Named after a trio of traders that coincidentally shared the name, George, Georgetown and nearby George River were named after George Hoffman, George Fredericks and George Morgan. The village is located along the north bank of the upper Kuskokwim River in the Kilbuck-Kuskokwim Mountains, about 16 miles northwest of Red Devil.
It was originally called Keledzhichagat by nearby residents of Kwigiumpainukamiut, who used it as a summer fish camp. Russian Naval Explorers first made contact with residents of the area in the mid-1800’s but it wasn’t until gold was discovered in 1909 that the area began to flourish.
In under a year the village grew to 300 people, mostly prospectors, who settled along the west bank of the George River. But in 1911, a fire destroyed all but 25 cabins and by 1953 the only remaining structure was the two-story log cabin belonging to George Fredericks.

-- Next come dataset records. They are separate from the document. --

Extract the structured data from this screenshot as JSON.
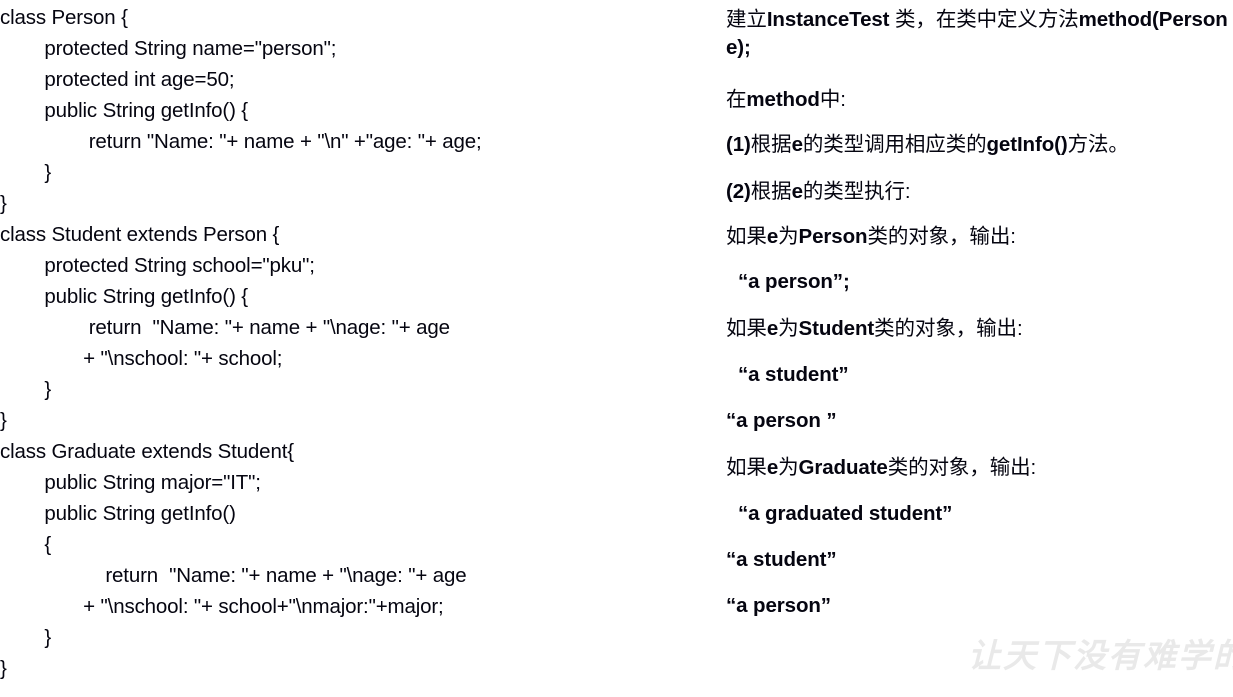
{
  "slide": {
    "title_text": "",
    "background_color": "#ffffff",
    "text_color": "#050510",
    "watermark_color": "#e9e9e9"
  },
  "code_panel": {
    "language": "java",
    "lines": [
      "class Person {",
      "        protected String name=\"person\";",
      "        protected int age=50;",
      "        public String getInfo() {",
      "                return \"Name: \"+ name + \"\\n\" +\"age: \"+ age;",
      "        }",
      "}",
      "class Student extends Person {",
      "        protected String school=\"pku\";",
      "        public String getInfo() {",
      "                return  \"Name: \"+ name + \"\\nage: \"+ age",
      "               + \"\\nschool: \"+ school;",
      "        }",
      "}",
      "class Graduate extends Student{",
      "        public String major=\"IT\";",
      "        public String getInfo()",
      "        {",
      "                   return  \"Name: \"+ name + \"\\nage: \"+ age",
      "               + \"\\nschool: \"+ school+\"\\nmajor:\"+major;",
      "        }",
      "}"
    ]
  },
  "spec_panel": {
    "lines": [
      {
        "id": "task-intro",
        "segments": [
          {
            "text": "建立",
            "script": "cjk"
          },
          {
            "text": "InstanceTest ",
            "script": "latin"
          },
          {
            "text": "类，在类中定义方法",
            "script": "cjk"
          },
          {
            "text": "method(Person e);",
            "script": "latin"
          }
        ]
      },
      {
        "id": "in-method",
        "segments": [
          {
            "text": "在",
            "script": "cjk"
          },
          {
            "text": "method",
            "script": "latin"
          },
          {
            "text": "中:",
            "script": "cjk"
          }
        ]
      },
      {
        "id": "rule-1",
        "segments": [
          {
            "text": "(1)",
            "script": "latin"
          },
          {
            "text": "根据",
            "script": "cjk"
          },
          {
            "text": "e",
            "script": "latin"
          },
          {
            "text": "的类型调用相应类的",
            "script": "cjk"
          },
          {
            "text": "getInfo()",
            "script": "latin"
          },
          {
            "text": "方法。",
            "script": "cjk"
          }
        ]
      },
      {
        "id": "rule-2",
        "segments": [
          {
            "text": "(2)",
            "script": "latin"
          },
          {
            "text": "根据",
            "script": "cjk"
          },
          {
            "text": "e",
            "script": "latin"
          },
          {
            "text": "的类型执行:",
            "script": "cjk"
          }
        ]
      },
      {
        "id": "case-person",
        "segments": [
          {
            "text": "如果",
            "script": "cjk"
          },
          {
            "text": "e",
            "script": "latin"
          },
          {
            "text": "为",
            "script": "cjk"
          },
          {
            "text": "Person",
            "script": "latin"
          },
          {
            "text": "类的对象，输出:",
            "script": "cjk"
          }
        ]
      },
      {
        "id": "out-person-1",
        "indented": true,
        "segments": [
          {
            "text": "“a person”;",
            "script": "latin"
          }
        ]
      },
      {
        "id": "case-student",
        "segments": [
          {
            "text": "如果",
            "script": "cjk"
          },
          {
            "text": "e",
            "script": "latin"
          },
          {
            "text": "为",
            "script": "cjk"
          },
          {
            "text": "Student",
            "script": "latin"
          },
          {
            "text": "类的对象，输出:",
            "script": "cjk"
          }
        ]
      },
      {
        "id": "out-student-1",
        "indented": true,
        "segments": [
          {
            "text": "“a student”",
            "script": "latin"
          }
        ]
      },
      {
        "id": "out-student-person",
        "segments": [
          {
            "text": "“a person ”",
            "script": "latin"
          }
        ]
      },
      {
        "id": "case-graduate",
        "segments": [
          {
            "text": "如果",
            "script": "cjk"
          },
          {
            "text": "e",
            "script": "latin"
          },
          {
            "text": "为",
            "script": "cjk"
          },
          {
            "text": "Graduate",
            "script": "latin"
          },
          {
            "text": "类的对象，输出:",
            "script": "cjk"
          }
        ]
      },
      {
        "id": "out-graduate-1",
        "indented": true,
        "segments": [
          {
            "text": "“a graduated student”",
            "script": "latin"
          }
        ]
      },
      {
        "id": "out-graduate-student",
        "segments": [
          {
            "text": "“a student”",
            "script": "latin"
          }
        ]
      },
      {
        "id": "out-graduate-person",
        "segments": [
          {
            "text": "“a person”",
            "script": "latin"
          }
        ]
      }
    ]
  },
  "watermark": {
    "text": "让天下没有难学的技"
  }
}
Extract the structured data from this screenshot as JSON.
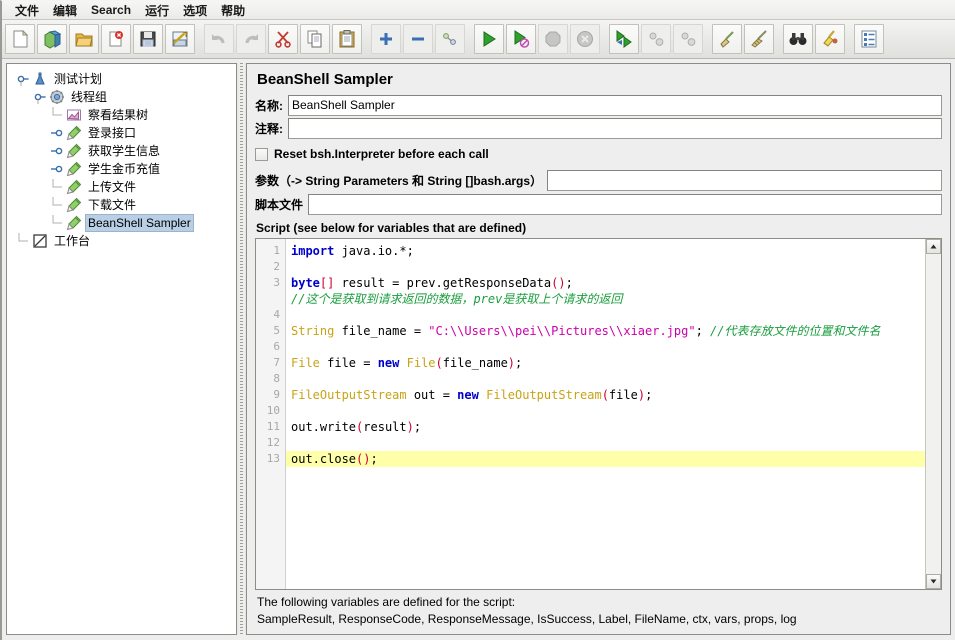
{
  "menu": {
    "items": [
      {
        "label": "文件",
        "name": "menu-file"
      },
      {
        "label": "编辑",
        "name": "menu-edit"
      },
      {
        "label": "Search",
        "name": "menu-search"
      },
      {
        "label": "运行",
        "name": "menu-run"
      },
      {
        "label": "选项",
        "name": "menu-options"
      },
      {
        "label": "帮助",
        "name": "menu-help"
      }
    ]
  },
  "toolbar": {
    "buttons": [
      {
        "name": "new-button",
        "icon": "new-file-icon"
      },
      {
        "name": "templates-button",
        "icon": "templates-icon"
      },
      {
        "name": "open-button",
        "icon": "open-folder-icon"
      },
      {
        "name": "close-button",
        "icon": "close-file-icon"
      },
      {
        "name": "save-button",
        "icon": "save-disk-icon"
      },
      {
        "name": "save-as-button",
        "icon": "save-as-icon"
      },
      {
        "name": "undo-button",
        "icon": "undo-arrow-icon"
      },
      {
        "name": "redo-button",
        "icon": "redo-arrow-icon"
      },
      {
        "name": "cut-button",
        "icon": "scissors-icon"
      },
      {
        "name": "copy-button",
        "icon": "copy-pages-icon"
      },
      {
        "name": "paste-button",
        "icon": "clipboard-icon"
      },
      {
        "name": "expand-all-button",
        "icon": "plus-icon"
      },
      {
        "name": "collapse-all-button",
        "icon": "minus-icon"
      },
      {
        "name": "toggle-button",
        "icon": "toggle-node-icon"
      },
      {
        "name": "start-button",
        "icon": "play-green-icon"
      },
      {
        "name": "start-no-pauses-button",
        "icon": "play-no-pause-icon"
      },
      {
        "name": "stop-button",
        "icon": "stop-octagon-icon"
      },
      {
        "name": "shutdown-button",
        "icon": "shutdown-circle-icon"
      },
      {
        "name": "start-remote-button",
        "icon": "remote-start-icon"
      },
      {
        "name": "stop-remote-button",
        "icon": "remote-stop-icon"
      },
      {
        "name": "shutdown-remote-button",
        "icon": "remote-shutdown-icon"
      },
      {
        "name": "clear-button",
        "icon": "broom-clear-icon"
      },
      {
        "name": "clear-all-button",
        "icon": "broom-clear-all-icon"
      },
      {
        "name": "search-button",
        "icon": "binoculars-icon"
      },
      {
        "name": "reset-search-button",
        "icon": "broom-reset-icon"
      },
      {
        "name": "function-helper-button",
        "icon": "function-helper-icon"
      }
    ]
  },
  "tree": {
    "nodes": [
      {
        "label": "测试计划",
        "name": "tree-node-test-plan",
        "depth": 0,
        "icon": "test-plan-icon",
        "handle": "expanded",
        "selected": false
      },
      {
        "label": "线程组",
        "name": "tree-node-thread-group",
        "depth": 1,
        "icon": "thread-group-icon",
        "handle": "expanded",
        "selected": false
      },
      {
        "label": "察看结果树",
        "name": "tree-node-view-results-tree",
        "depth": 2,
        "icon": "view-results-tree-icon",
        "handle": "leaf",
        "selected": false
      },
      {
        "label": "登录接口",
        "name": "tree-node-login-api",
        "depth": 2,
        "icon": "sampler-icon",
        "handle": "collapsed",
        "selected": false
      },
      {
        "label": "获取学生信息",
        "name": "tree-node-get-student-info",
        "depth": 2,
        "icon": "sampler-icon",
        "handle": "collapsed",
        "selected": false
      },
      {
        "label": "学生金币充值",
        "name": "tree-node-student-coin-recharge",
        "depth": 2,
        "icon": "sampler-icon",
        "handle": "collapsed",
        "selected": false
      },
      {
        "label": "上传文件",
        "name": "tree-node-upload-file",
        "depth": 2,
        "icon": "sampler-icon",
        "handle": "leaf",
        "selected": false
      },
      {
        "label": "下载文件",
        "name": "tree-node-download-file",
        "depth": 2,
        "icon": "sampler-icon",
        "handle": "leaf",
        "selected": false
      },
      {
        "label": "BeanShell Sampler",
        "name": "tree-node-beanshell-sampler",
        "depth": 2,
        "icon": "sampler-icon",
        "handle": "leaf",
        "selected": true
      },
      {
        "label": "工作台",
        "name": "tree-node-workbench",
        "depth": 0,
        "icon": "workbench-icon",
        "handle": "leaf",
        "selected": false
      }
    ]
  },
  "panel": {
    "title": "BeanShell Sampler",
    "name_label": "名称:",
    "name_value": "BeanShell Sampler",
    "comment_label": "注释:",
    "comment_value": "",
    "reset_checkbox_label": "Reset bsh.Interpreter before each call",
    "reset_checkbox_checked": false,
    "parameters_label": "参数（-> String Parameters 和 String []bash.args）",
    "parameters_value": "",
    "script_file_label": "脚本文件",
    "script_file_value": "",
    "script_section_label": "Script (see below for variables that are defined)"
  },
  "editor": {
    "current_line": 13,
    "line_numbers": [
      1,
      2,
      3,
      4,
      5,
      6,
      7,
      8,
      9,
      10,
      11,
      12,
      13
    ],
    "lines": [
      {
        "n": 1,
        "tokens": [
          {
            "t": "import",
            "c": "kw"
          },
          {
            "t": " java.io.*;",
            "c": "plain"
          }
        ]
      },
      {
        "n": 2,
        "tokens": []
      },
      {
        "n": 3,
        "tokens": [
          {
            "t": "byte",
            "c": "kw"
          },
          {
            "t": "[]",
            "c": "pun"
          },
          {
            "t": " result = prev.getResponseData",
            "c": "plain"
          },
          {
            "t": "()",
            "c": "pun"
          },
          {
            "t": ";",
            "c": "plain"
          }
        ]
      },
      {
        "n": null,
        "tokens": [
          {
            "t": "//这个是获取到请求返回的数据，prev是获取上个请求的返回",
            "c": "cmt"
          }
        ]
      },
      {
        "n": 4,
        "tokens": []
      },
      {
        "n": 5,
        "tokens": [
          {
            "t": "String",
            "c": "typ"
          },
          {
            "t": " file_name = ",
            "c": "plain"
          },
          {
            "t": "\"C:\\\\Users\\\\pei\\\\Pictures\\\\xiaer.jpg\"",
            "c": "str"
          },
          {
            "t": "; ",
            "c": "plain"
          },
          {
            "t": "//代表存放文件的位置和文件名",
            "c": "cmt"
          }
        ]
      },
      {
        "n": 6,
        "tokens": []
      },
      {
        "n": 7,
        "tokens": [
          {
            "t": "File",
            "c": "typ"
          },
          {
            "t": " file = ",
            "c": "plain"
          },
          {
            "t": "new",
            "c": "kw"
          },
          {
            "t": " ",
            "c": "plain"
          },
          {
            "t": "File",
            "c": "typ"
          },
          {
            "t": "(",
            "c": "pun"
          },
          {
            "t": "file_name",
            "c": "plain"
          },
          {
            "t": ")",
            "c": "pun"
          },
          {
            "t": ";",
            "c": "plain"
          }
        ]
      },
      {
        "n": 8,
        "tokens": []
      },
      {
        "n": 9,
        "tokens": [
          {
            "t": "FileOutputStream",
            "c": "typ"
          },
          {
            "t": " out = ",
            "c": "plain"
          },
          {
            "t": "new",
            "c": "kw"
          },
          {
            "t": " ",
            "c": "plain"
          },
          {
            "t": "FileOutputStream",
            "c": "typ"
          },
          {
            "t": "(",
            "c": "pun"
          },
          {
            "t": "file",
            "c": "plain"
          },
          {
            "t": ")",
            "c": "pun"
          },
          {
            "t": ";",
            "c": "plain"
          }
        ]
      },
      {
        "n": 10,
        "tokens": []
      },
      {
        "n": 11,
        "tokens": [
          {
            "t": "out.write",
            "c": "plain"
          },
          {
            "t": "(",
            "c": "pun"
          },
          {
            "t": "result",
            "c": "plain"
          },
          {
            "t": ")",
            "c": "pun"
          },
          {
            "t": ";",
            "c": "plain"
          }
        ]
      },
      {
        "n": 12,
        "tokens": []
      },
      {
        "n": 13,
        "tokens": [
          {
            "t": "out.close",
            "c": "plain"
          },
          {
            "t": "()",
            "c": "pun"
          },
          {
            "t": ";",
            "c": "plain"
          }
        ],
        "current": true
      }
    ]
  },
  "footer": {
    "line1": "The following variables are defined for the script:",
    "line2": "SampleResult, ResponseCode, ResponseMessage, IsSuccess, Label, FileName, ctx, vars, props, log"
  },
  "colors": {
    "selection": "#b8cfe5",
    "current_line": "#ffffaa",
    "keyword": "#0000cc",
    "type": "#c8a317",
    "string": "#cc00aa",
    "comment": "#1a9e3e",
    "punctuation": "#cc0033"
  }
}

A second settlement, also named Georgetown, was developed on the east side of George River and a school was established in 1965. But as mining activities wound down, residents were forced to seek employment in surrounding communities. According to the 2000 census, only three people live year-round in Georgetown.
In 1971, with the passing of ANCSA, the Native Village of Georgetown – a federally recognized tribe was created. Over 120 Descendants are enrolled, according to the Georgetown Tribal Council. Tribal members are primarily Yup’ik Eskimos and Tainana Athabascans who continue to reside in surrounding communities.